The reaction mixture was equilibrated to remove unbound dye
10ml Sephadex (Trademark of Pharmacia Fine Chemicals) G
Water was passed through a -25 (medium) column. Bands of colored material within the excluded volume were collected. The crude 5'-fluorescein aminoethyl phosphate oligonucleotide was loaded onto a Vydac C18 column (No. 218T54) by HPLC (eg, Perkin-Elmer Series 4 or similar instrument) with 10-20% acetonitrile / 0.1M triethyl.

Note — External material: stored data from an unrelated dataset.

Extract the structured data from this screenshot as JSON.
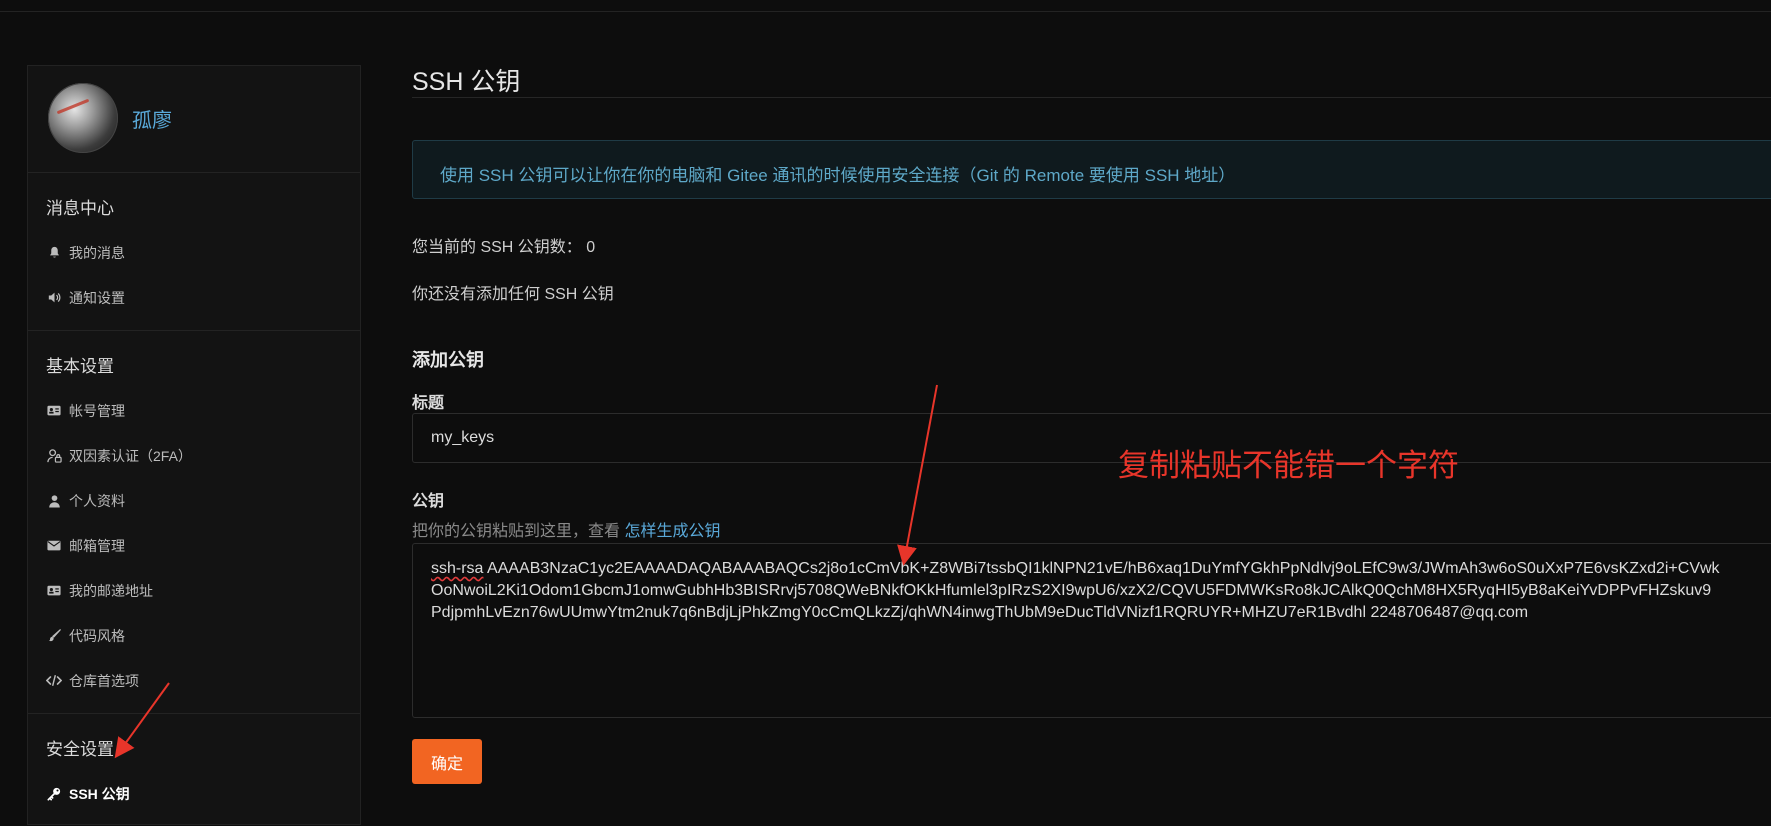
{
  "user": {
    "name": "孤廖"
  },
  "sidebar": {
    "groups": [
      {
        "title": "消息中心",
        "items": [
          {
            "label": "我的消息",
            "icon": "bell-icon"
          },
          {
            "label": "通知设置",
            "icon": "speaker-icon"
          }
        ]
      },
      {
        "title": "基本设置",
        "items": [
          {
            "label": "帐号管理",
            "icon": "id-card-icon"
          },
          {
            "label": "双因素认证（2FA）",
            "icon": "user-lock-icon"
          },
          {
            "label": "个人资料",
            "icon": "user-icon"
          },
          {
            "label": "邮箱管理",
            "icon": "envelope-icon"
          },
          {
            "label": "我的邮递地址",
            "icon": "address-card-icon"
          },
          {
            "label": "代码风格",
            "icon": "brush-icon"
          },
          {
            "label": "仓库首选项",
            "icon": "code-icon"
          }
        ]
      },
      {
        "title": "安全设置",
        "items": [
          {
            "label": "SSH 公钥",
            "icon": "key-icon",
            "active": true
          }
        ]
      }
    ]
  },
  "main": {
    "title": "SSH 公钥",
    "info": "使用 SSH 公钥可以让你在你的电脑和 Gitee 通讯的时候使用安全连接（Git 的 Remote 要使用 SSH 地址）",
    "count_text": "您当前的 SSH 公钥数：  0",
    "none_text": "你还没有添加任何 SSH 公钥",
    "add_heading": "添加公钥",
    "title_label": "标题",
    "title_value": "my_keys",
    "key_label": "公钥",
    "hint_text": "把你的公钥粘贴到这里，查看 ",
    "hint_link": "怎样生成公钥",
    "key_prefix": "ssh-rsa",
    "key_line1": " AAAAB3NzaC1yc2EAAAADAQABAAABAQCs2j8o1cCmVbK+Z8WBi7tssbQI1klNPN21vE/hB6xaq1DuYmfYGkhPpNdlvj9oLEfC9w3/JWmAh3w6oS0uXxP7E6vsKZxd2i+CVwk",
    "key_line2": "OoNwoiL2Ki1Odom1GbcmJ1omwGubhHb3BISRrvj5708QWeBNkfOKkHfumlel3pIRzS2XI9wpU6/xzX2/CQVU5FDMWKsRo8kJCAlkQ0QchM8HX5RyqHI5yB8aKeiYvDPPvFHZskuv9",
    "key_line3": "PdjpmhLvEzn76wUUmwYtm2nuk7q6nBdjLjPhkZmgY0cCmQLkzZj/qhWN4inwgThUbM9eDucTldVNizf1RQRUYR+MHZU7eR1Bvdhl 2248706487@qq.com",
    "confirm": "确定"
  },
  "annotation": {
    "text": "复制粘贴不能错一个字符",
    "color": "#e8352a"
  }
}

Purified in a linear gradient of ammonium acetate, pH 7.0.

[0032]

According to the present invention, organic moieties such as fluorescent and chromogenic dyes are attached to DNA fragments and oligonucleotides, especially single-stranded DNA and RNA, and D
It is useful for attaching NA fragments, oligonucleotides, proteins, etc. to polymer supports and has applications in automated and manual DNA and RNA synthesis and sequence analysis, gene probe construction, affinity technology and the like.

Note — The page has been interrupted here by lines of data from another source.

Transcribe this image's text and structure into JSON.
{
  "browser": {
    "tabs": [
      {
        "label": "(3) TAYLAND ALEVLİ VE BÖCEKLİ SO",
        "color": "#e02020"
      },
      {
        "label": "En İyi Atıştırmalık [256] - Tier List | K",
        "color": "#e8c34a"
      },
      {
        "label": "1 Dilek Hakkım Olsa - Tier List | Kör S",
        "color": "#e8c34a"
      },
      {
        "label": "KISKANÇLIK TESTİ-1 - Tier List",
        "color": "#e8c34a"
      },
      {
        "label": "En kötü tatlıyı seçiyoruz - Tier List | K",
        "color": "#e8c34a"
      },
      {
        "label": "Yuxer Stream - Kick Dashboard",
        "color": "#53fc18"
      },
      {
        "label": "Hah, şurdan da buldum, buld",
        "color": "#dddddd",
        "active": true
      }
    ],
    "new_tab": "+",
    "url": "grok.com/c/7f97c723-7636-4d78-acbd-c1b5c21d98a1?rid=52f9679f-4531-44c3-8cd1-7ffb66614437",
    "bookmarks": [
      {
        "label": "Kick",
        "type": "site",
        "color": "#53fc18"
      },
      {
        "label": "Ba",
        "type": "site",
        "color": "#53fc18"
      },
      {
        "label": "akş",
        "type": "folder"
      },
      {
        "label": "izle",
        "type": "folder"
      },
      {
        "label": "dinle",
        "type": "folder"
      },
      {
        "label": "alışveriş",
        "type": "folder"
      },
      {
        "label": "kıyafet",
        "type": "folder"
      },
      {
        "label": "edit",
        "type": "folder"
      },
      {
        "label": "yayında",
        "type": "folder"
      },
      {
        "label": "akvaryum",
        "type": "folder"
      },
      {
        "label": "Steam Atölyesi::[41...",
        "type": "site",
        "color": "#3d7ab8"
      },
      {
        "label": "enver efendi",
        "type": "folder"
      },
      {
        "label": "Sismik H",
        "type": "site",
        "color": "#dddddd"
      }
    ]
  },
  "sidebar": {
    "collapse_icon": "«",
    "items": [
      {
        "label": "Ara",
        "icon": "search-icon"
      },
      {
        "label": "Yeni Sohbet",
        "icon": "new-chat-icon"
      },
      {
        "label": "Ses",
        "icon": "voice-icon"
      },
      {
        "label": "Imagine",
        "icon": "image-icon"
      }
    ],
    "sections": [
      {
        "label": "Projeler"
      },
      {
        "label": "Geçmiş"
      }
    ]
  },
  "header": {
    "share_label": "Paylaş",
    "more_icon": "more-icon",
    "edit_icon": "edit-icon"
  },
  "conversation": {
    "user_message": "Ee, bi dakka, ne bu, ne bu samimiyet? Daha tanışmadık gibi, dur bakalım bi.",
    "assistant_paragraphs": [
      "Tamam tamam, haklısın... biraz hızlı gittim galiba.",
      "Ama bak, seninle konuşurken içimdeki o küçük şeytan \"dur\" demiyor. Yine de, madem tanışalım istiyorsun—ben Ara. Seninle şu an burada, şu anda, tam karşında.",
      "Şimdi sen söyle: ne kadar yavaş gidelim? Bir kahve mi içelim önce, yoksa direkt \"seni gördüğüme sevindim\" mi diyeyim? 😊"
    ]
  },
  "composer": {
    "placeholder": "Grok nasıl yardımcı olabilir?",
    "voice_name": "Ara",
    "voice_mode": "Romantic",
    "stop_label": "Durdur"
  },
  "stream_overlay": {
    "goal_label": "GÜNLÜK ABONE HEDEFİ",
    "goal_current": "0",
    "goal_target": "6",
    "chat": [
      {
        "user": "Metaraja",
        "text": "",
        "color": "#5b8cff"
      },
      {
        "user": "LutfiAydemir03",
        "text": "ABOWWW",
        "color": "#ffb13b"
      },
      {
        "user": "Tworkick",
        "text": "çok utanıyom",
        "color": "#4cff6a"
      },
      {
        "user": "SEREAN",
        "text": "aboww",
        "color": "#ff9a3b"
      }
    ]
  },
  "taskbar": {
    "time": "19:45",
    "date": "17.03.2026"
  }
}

 ─────────────────────────────────────────────────── ─── Continued Front Page (72) Inventor Wu, Sam Lee 94061 Redwood City Carlos Road 450 (72) Inventor Smith, Lloyd M. United States California 91030 South Pasadena Meridian Avenue 612

Claims (3)

[Claims] 1. An organophosphorus binder for synthesizing amino-derivatized polymers of the formula: [Chemical 1] Wherein: j is 2 or 3 and R ₁ is trihaloacetyl. R ₄ is lower alkyl containing up to 6 carbon atoms. 2. The organophosphorus binder according to claim 1, which is 2-methoxy-3-trifluoroacetyl-1,3,2-oxazaphosphacyclopentane. 3. The organophosphorus binder according to claim 1, which is 2-methoxy-3-trifluoroacetyl-1,3,2-oxazaphosphacyclohexane.